Think about core rules as separate from level design – eg Halo’s weapons, monsters and shield recharge system, versus its levels which combine those in the right proportions to create interesting experiences – but again, understand how they’re woven together into a whole.
Understand how game mechanics and narrative can both complement and conflict with one another, and think about how to embrace that. Pro game designers are still very much struggling with this today.
Get technical. Game programming isn’t the same thing as game design, but all game systems ultimately break down into some kind of logic and math, and it helps immeasurably to know about those underpinnings.
This is the most important thing, far more so than the previous two. The only way to get skill in the first place is to start doing it, and the only way to hone that skill is to use it. Make a lot of levels and eventually you’ll surprise yourself.
Most editors have a simple “test level” exercise that will get you up and running with a basic series of rooms. Once you’ve got that down, think of something relatively small and doable, and try to make it. Scale down as needed – almost everyone picks an overambitious concept at the outset.

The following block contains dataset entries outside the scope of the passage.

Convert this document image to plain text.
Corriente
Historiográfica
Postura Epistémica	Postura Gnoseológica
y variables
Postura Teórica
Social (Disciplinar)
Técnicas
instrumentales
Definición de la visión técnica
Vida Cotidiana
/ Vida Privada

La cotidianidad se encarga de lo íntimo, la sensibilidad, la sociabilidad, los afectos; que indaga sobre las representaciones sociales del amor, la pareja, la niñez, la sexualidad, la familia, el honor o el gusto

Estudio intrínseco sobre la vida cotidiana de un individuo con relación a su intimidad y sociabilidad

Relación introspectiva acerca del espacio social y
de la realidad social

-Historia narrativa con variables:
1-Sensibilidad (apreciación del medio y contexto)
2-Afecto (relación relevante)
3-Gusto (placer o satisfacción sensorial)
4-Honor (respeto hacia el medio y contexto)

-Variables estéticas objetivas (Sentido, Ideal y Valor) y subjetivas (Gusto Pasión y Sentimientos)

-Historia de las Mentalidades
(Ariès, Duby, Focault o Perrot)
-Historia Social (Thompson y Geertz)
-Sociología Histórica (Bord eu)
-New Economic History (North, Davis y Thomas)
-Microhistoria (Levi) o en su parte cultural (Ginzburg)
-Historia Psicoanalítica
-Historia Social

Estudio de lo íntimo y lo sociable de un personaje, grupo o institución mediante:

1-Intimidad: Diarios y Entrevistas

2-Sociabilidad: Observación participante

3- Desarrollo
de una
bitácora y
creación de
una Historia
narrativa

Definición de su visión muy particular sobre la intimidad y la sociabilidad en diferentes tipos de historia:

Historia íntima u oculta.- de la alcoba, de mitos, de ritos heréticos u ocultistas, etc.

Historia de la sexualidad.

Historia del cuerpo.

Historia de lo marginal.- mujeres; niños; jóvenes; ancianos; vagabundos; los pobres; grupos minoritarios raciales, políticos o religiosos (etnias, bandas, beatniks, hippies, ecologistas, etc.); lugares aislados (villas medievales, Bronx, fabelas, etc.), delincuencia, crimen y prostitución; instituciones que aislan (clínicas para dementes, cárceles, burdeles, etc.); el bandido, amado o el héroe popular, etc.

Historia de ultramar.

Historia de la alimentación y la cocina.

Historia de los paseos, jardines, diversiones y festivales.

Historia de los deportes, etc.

Don’t get too hung up on documentation. It’s good to have a plan up front, but most of the real problem-solving comes through iterating – playing your own stuff, making changes based on what you’re unhappy with, rinse lather repeat. Even better, get other people to play your stuff, and take careful notes – you’ll be amazed at what you were assuming was self-evident, too easy or unbreakable.

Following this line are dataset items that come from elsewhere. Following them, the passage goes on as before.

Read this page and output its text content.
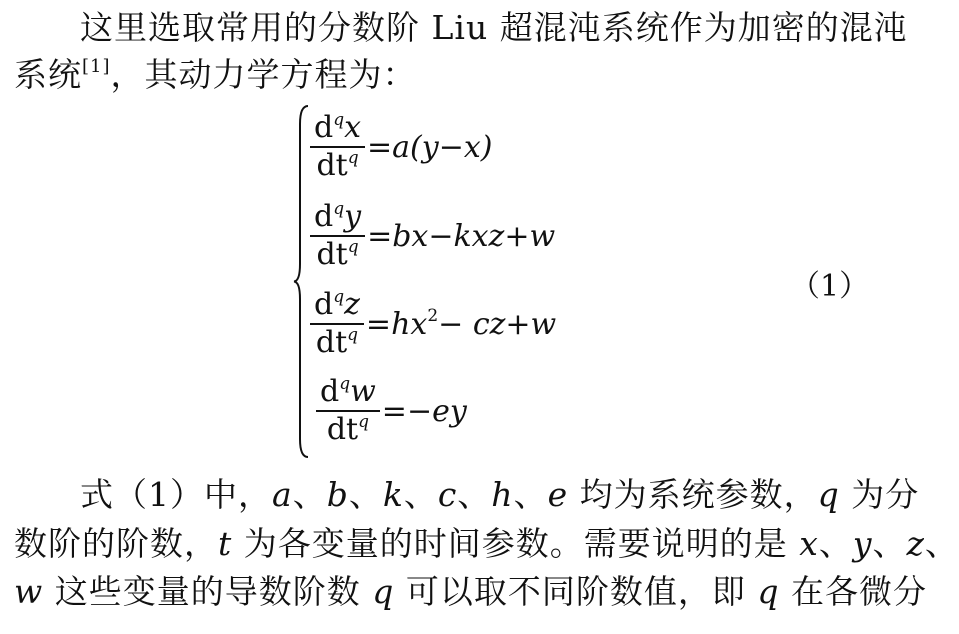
这里选取常用的分数阶 Liu 超混沌系统作为加密的混沌
系统[1]，其动力学方程为：
$\frac{d^qx}{dt^q} =a(y-x)$
$\frac{d^qy}{dt^q} =bx-kxz+w$
$\frac{d^qz}{dt^q} =hx^2- cz+w$
$\frac{d^qw}{dt^q} =-ey$
（1）
式（1）中，a、b、k、c、h、e 均为系统参数，q 为分
数阶的阶数，t 为各变量的时间参数。需要说明的是 x、y、z、
w 这些变量的导数阶数 q 可以取不同阶数值，即 q 在各微分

Work at it. It’s like learning to play an instrument; be prepared to claw your way up a steep cliff of failure before you get anything you’re remotely proud of. Don’t be afraid to throw away failed experiments. You never stop learning if you’re doing it right.

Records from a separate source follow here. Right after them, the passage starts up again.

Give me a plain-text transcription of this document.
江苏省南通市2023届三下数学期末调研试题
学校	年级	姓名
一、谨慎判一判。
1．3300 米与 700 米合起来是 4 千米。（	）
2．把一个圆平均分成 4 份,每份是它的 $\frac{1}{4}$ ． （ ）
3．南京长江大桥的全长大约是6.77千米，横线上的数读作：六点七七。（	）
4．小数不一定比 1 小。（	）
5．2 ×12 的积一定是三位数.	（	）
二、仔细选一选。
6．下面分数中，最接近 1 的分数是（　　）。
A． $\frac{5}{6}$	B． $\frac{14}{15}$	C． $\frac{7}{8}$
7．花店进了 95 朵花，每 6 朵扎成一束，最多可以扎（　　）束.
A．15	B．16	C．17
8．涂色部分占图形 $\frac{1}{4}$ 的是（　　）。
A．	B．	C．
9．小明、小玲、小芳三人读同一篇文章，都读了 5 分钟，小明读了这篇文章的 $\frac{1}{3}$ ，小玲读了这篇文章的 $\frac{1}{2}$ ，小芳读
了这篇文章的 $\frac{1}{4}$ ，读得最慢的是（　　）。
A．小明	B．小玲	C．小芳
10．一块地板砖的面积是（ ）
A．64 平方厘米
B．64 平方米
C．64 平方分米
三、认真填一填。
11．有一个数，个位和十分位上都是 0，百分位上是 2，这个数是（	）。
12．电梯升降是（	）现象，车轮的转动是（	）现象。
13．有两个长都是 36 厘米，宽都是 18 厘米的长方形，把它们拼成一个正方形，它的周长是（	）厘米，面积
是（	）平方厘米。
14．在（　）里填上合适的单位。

Cast a broad cultural net. Read a range of books, watch obscure films, expose yourself to weird art. Do everything you can to grow out of that game developer rut where the same three or four movies (Star Wars, Aliens, Blade Runner, etc) are all you ever draw inspiration from.
The other part of “knowing what you love” is being genuinely critical of games. Know what you don’t like as well and be able to articulate why. Develop a taste that’s unique compared to other gamers.
There’s no substitute for learning via making things, but some theory helps too for balance – there are only a few things written on game design that I would consider useful to someone just starting out. One of them is the “Mechanics / Dynamics / Aesthetics” framework, which you can read about on Marc LeBlanc’s site. Some of what I’ve been saying here, about how all parts of a game’s design are connected, goes back to that.
As far as formal education goes I’m from the era when there were no, or very few, schools teaching game or level design specifically, so I can’t comment directly on which schools if any are decent. I went to an art school, learned a lot of valuable things that were completely unrelated to game design, started making levels in my spare time and eventually got my first industry job right at the end of my senior year.
Other people start off in computer science, learn to program well and come into design that way. Still others come up from QA (Quality Assurance) testing, and succeed via their hands-on experience with what makes games compelling.
Lastly, I’ve touched mainly on level design here. If you’re more interested in general game design – the “core rules” kind of thing I mentioned – I might recommend a different path to building your skills. I’d be happy to go into that side of things if you’d like.
I hope that all this will prove useful to you. Best of luck!